Le prix Femme Ingénieure récompense deux femmes ingénieures en activité pour leurs engagements. C’est pour ce prix qu’Amélie Ramet, diplômée ENSIC 2006, a été nommée en avril, pour ses engagements pour la mixité et la diversité.

L'ENSIC est fière de voir l'une de ses diplômées incarner de très belle façon la cause de la parité Femmes-Hommes dans le monde des écoles d'ingénieurs, et ceci d'autant plus que l'École est sans aucun doute l'une d'entre elles qui, depuis le plus longtemps, l'a mis en pratique pour son plus grand succès et celui de ses diplômé.e.s.

À l’occasion de cette nomination, nous avons demandé à Amélie Ramet de répondre à quelques questions :

 

Quel a été votre parcours depuis votre diplôme de l’ENSIC en 2006 ?

En sortant de l’ENSIC, j’ai eu la chance d’intégrer une entreprise de l’industrie cimentière dans laquelle j’ai fait un parcours « jeune cadre » où pendant un an j’ai fait le tour de toutes les activités de l’entreprise. Pour une personne qui débute sa carrière c’est vraiment enrichissant et je suis très contente d’avoir fait ce type de parcours.
J’ai fait du développement de produits spéciaux dans le domaine du béton prêt-à-l’emploi, dans l’adjuvantation. J’ai ensuite rapidement voulu m’orienter dans le management d’équipe. J’ai alors intégré une nouvelle entreprise en tant que responsable qualité pendant sept ans, dans laquelle je manageais une équipe technique d’hommes, les deux seules autres femmes, je les ai embauchées par la suite. J’y gérais une vingtaine de personnes à 26 ans.
Après, j’ai intégré, il y a cinq ans maintenant, un poste de cheffe de secteur, manager de centres de profit. J’ai donc quitté la technique pure pour être cheffe d’agence. De même dans cette entreprise, je ne manageais que des hommes et c’est un milieu très masculinisé. La seule femme, avec moi, était mon assistante. C’est vrai que j’ai évolué dans des filières plutôt masculinisées.
En septembre 2020, j’ai décidé de reprendre un cursus universitaire : je suis en Master 2 IMEDD (Ingénierie et Management de l’Environnement et du Développement Durable) à l’Université Technologique de Troyes et en ce moment je suis en stage en écologie industrielle et territoriale.
En parallèle, j’enseigne depuis cinq ans à l’ESTP Paris campus de Troyes en matériaux et je fais de la coordination pédagogique pour une nouvelle promotion qui vient d’ouvrir.
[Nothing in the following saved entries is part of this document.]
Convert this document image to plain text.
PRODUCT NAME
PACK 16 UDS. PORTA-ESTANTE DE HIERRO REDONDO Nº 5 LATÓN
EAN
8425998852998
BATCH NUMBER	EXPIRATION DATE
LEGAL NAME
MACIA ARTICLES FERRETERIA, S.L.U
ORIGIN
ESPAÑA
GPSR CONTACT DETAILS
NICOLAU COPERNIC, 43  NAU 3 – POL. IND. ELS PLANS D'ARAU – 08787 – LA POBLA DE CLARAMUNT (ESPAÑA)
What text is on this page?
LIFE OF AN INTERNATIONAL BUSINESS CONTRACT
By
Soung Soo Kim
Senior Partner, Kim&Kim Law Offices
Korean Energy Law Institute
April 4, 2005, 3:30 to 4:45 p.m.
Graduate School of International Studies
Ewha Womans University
J’accompagne également depuis un moment des jeunes à la Mission Locale, c’est-à-dire que ce sont des jeunes qui sont en recherche d’emploi ; je fais partie d’une association d’entraide et de partage entre femmes porteuses de projets ou entrepreneuses Créez comme Elles
Dans mon ancienne entreprise aussi, j’avais été à l’origine d’un partenariat avec Capital Filles qui est une association qui propose aux employées d’être marraines de jeunes filles plutôt issues de milieux défavorisés pour les aider dans le choix de leurs orientations vers l’enseignement supérieur.  

Vous avez donc évolué dans un monde très masculin !

C’est vrai que j’ai choisi l’industrie cimentière en sachant que c’était un domaine masculinisé. Ça me plaisait, l’aspect franc de ces industries et leurs politiques d’entreprises. Je n’avais pas l’idée que ça allait être compliqué en tant que femme et je ne m’étais même pas posée la question ! Il a fallu un jour, un entretien avec l’un de mes managers qui m’a dit que je ne pourrais pas avoir le poste que je souhaitais car la personne précédente était une femme et que ça s’était mal passé. Aujourd’hui cela peut paraître hallucinant, enfin j’espère, mais ça a été un choc. Je ne pouvais pas lutter ou acquérir de nouvelles compétences. 
Ça a été un déclic pour moi, le fait d’être une femme fait partie du tableau. Après j’ai vraiment voulu apporter de la diversité dans mes équipes parce que je me suis rendue compte qu’on se faisait une idée, un profil du type d’employé.e que l’on cherche, pour une infirmière on imagine une femme, un technicien un homme. J’ai toujours essayé de lutter pour qu’il n’y ait pas de profil type dans les postes parce que sinon on s’enferme.
Pour moi, il y a un risque si on suit ces schémas : on n’embauche qu’un seul type de personne et donc une seule vision. Ce qui est intéressant, c’est la diversité dans une équipe, cela apporte une vraie valeur ajoutée.

Quels sont vos engagements aujourd’hui ? Comment avez-vous postulé pour ce prix ?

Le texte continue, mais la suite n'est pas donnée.